Although “Grey’s Anatomy” comes with a high pulse rate for viewers, George isn’t opposed to dipping his toes into other projects that get the heart pumping.
“I’m an action junkie,” he confessed. “I’m an adrenaline junkie ever since I was a kid. I did a lot of things that my mom found out about later when I was an adult, that she was very mad about — that if my kids did, I would kill them!”
“So, they spun me off from the doctor show onto the firefighter show, ‘Station 19,’ so I got to get a little of my action fix there, but not full out,” shared George. “I want to do some Tom Cruise hanging off the side of an airplane stuff.”
“I have a lot of stunt coordinator and stunt people friends,” he added, “and if they rig me up properly, you can hang me off anything. Off the side of a plane, off a building, I’m good.
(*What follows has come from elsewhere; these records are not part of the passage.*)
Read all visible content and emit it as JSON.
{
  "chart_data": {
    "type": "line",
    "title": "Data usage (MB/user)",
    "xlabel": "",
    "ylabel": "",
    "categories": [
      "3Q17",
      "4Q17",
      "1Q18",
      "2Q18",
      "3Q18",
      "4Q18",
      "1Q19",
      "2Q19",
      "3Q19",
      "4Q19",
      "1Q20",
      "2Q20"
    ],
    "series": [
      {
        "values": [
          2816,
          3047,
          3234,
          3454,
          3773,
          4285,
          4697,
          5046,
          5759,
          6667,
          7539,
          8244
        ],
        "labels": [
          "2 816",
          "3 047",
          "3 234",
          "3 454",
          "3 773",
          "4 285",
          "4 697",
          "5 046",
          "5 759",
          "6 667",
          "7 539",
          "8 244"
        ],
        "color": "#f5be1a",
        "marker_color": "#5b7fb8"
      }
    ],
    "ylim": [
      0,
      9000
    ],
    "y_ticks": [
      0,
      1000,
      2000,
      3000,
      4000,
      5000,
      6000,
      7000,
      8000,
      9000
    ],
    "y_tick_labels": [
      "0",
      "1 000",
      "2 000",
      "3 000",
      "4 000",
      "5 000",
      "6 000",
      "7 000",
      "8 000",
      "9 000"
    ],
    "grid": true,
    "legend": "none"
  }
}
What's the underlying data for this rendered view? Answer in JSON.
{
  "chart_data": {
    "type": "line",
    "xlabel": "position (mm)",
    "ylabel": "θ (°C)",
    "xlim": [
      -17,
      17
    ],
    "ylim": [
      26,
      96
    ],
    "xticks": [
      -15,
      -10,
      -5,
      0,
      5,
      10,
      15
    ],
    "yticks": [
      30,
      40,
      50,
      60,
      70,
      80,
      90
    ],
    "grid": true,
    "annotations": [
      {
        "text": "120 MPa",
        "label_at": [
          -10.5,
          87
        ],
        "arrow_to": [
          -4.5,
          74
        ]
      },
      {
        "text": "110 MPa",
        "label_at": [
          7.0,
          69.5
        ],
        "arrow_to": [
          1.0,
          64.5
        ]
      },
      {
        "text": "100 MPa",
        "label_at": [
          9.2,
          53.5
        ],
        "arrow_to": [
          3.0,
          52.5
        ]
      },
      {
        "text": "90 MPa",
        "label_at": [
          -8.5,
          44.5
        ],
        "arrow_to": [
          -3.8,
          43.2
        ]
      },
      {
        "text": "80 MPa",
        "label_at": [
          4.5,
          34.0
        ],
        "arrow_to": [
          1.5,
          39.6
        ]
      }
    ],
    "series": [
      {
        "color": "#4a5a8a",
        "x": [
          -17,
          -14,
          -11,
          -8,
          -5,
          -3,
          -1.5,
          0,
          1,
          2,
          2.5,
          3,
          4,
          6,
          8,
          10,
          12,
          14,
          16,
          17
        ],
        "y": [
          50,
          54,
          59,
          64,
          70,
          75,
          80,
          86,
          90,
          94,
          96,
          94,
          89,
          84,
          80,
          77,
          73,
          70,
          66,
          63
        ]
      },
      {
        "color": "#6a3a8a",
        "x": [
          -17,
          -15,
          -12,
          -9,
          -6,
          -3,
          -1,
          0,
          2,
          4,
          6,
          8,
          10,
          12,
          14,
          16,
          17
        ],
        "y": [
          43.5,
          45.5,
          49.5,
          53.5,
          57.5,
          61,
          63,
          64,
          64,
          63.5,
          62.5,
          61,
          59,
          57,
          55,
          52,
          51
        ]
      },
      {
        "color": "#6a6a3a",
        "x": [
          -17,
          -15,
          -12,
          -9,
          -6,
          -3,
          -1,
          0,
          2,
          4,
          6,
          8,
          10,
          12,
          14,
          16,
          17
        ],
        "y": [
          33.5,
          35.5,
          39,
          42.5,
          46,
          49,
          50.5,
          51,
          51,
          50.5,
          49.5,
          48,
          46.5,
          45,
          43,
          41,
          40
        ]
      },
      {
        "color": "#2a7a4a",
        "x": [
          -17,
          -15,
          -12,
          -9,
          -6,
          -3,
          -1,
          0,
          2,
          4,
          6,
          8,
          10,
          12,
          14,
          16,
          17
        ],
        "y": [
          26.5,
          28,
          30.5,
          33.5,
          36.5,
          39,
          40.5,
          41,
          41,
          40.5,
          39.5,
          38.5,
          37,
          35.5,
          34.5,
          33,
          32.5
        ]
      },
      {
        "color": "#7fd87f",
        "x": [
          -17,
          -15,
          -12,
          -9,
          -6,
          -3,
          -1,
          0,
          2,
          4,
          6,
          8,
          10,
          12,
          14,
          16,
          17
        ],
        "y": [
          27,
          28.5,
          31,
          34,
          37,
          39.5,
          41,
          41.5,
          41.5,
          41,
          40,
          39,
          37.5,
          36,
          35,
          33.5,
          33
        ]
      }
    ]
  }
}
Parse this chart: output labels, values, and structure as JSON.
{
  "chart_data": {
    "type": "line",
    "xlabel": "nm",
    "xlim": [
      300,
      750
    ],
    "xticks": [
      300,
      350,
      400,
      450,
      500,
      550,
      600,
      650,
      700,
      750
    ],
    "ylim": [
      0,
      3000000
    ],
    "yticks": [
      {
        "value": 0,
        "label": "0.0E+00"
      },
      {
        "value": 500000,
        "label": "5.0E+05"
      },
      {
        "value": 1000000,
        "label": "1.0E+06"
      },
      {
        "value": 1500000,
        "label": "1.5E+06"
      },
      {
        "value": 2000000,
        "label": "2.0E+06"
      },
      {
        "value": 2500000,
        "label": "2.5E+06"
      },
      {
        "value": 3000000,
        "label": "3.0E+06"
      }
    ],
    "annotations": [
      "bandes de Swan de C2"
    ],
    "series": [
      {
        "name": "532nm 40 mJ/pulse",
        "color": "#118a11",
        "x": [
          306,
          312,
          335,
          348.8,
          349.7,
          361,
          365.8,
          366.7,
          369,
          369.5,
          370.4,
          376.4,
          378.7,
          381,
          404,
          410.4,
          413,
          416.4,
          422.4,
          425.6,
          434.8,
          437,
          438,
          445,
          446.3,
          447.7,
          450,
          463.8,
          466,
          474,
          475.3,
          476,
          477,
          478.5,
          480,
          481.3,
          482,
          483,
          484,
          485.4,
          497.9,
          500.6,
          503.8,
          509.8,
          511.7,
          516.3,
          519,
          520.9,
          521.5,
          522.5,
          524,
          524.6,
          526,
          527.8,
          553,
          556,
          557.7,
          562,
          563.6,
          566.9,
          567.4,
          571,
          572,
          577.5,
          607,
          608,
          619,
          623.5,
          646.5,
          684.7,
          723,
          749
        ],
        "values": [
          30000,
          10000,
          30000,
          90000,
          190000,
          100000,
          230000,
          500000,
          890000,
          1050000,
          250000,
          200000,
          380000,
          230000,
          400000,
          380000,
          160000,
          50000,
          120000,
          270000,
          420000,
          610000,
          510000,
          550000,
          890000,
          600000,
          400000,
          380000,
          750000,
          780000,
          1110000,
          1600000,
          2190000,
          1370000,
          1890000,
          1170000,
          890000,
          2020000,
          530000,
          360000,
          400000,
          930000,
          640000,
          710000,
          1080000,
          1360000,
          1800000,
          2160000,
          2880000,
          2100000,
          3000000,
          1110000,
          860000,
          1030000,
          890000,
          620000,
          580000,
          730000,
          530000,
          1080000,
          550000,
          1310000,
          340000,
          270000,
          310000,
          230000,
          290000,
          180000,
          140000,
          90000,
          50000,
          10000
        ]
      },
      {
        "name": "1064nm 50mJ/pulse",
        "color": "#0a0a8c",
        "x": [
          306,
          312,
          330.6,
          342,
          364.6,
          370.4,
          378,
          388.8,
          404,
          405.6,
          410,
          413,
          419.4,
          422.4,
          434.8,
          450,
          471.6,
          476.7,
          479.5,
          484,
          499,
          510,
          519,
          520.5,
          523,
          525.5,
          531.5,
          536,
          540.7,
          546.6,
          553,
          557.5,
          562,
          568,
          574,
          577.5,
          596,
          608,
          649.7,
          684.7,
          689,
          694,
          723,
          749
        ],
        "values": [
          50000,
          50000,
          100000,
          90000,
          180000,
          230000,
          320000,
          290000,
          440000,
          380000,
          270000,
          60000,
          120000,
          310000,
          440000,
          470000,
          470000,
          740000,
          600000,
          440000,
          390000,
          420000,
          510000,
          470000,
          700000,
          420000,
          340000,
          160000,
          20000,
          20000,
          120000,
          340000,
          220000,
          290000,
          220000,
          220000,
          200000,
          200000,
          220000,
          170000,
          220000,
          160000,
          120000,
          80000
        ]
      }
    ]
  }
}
I trust and I am down for the rush.”
For now, George will continue providing top-notch medical care on the Shonda Rhimes-created series, which has ran for 21 seasons since 2005.
“Coming back to ‘Grey’s Anatomy; really has been a homecoming—it actually feels like coming back to your parents’ house,” he told EBONY in October about his return. “It’s a blessing to keep exploring Ben Warren’s journey. And that’s what brought me back.”
“One of my most memorable moments on ‘Grey’s Anatomy’ was in an episode called ‘Silent All These Years,’” George recounted to the outlet. “It’s a powerful episode about rape and sexual assault, where I played a small but important part. Ben has a talk with his stepson, Tuck, about how a real man treats a woman and what consent means.”
“I felt honored to be repping the true model of masculinity, and the fact that it was a Black man talking to his teenager made it that much more satisfying.”
In April, Pompeo got candid on why she’ll never leave “Grey’s” for good, despite taking on a less forward-facing role the past few seasons.
“That would make no sense, emotionally or financially,” the actress, who plays Dr. Meredith Grey, said during an interview with El País. “The show was streamed more than a billion times in 2024. More than a billion times.”
“The companies that own the show and stream the show make a lot of money from our images and our voices and our faces,” Pompeo continued. “If I were to walk away completely, everybody gets to make money from my hard work for 20 years, and I wouldn’t make any money.”
After 21 seasons, the “Good American Family” star expressed that “it doesn’t make any sense that everybody gets to profit off of my hard work.”
“And emotionally, the show means a lot to people,” Pompeo noted. “I want to have an attitude of gratitude toward the show.”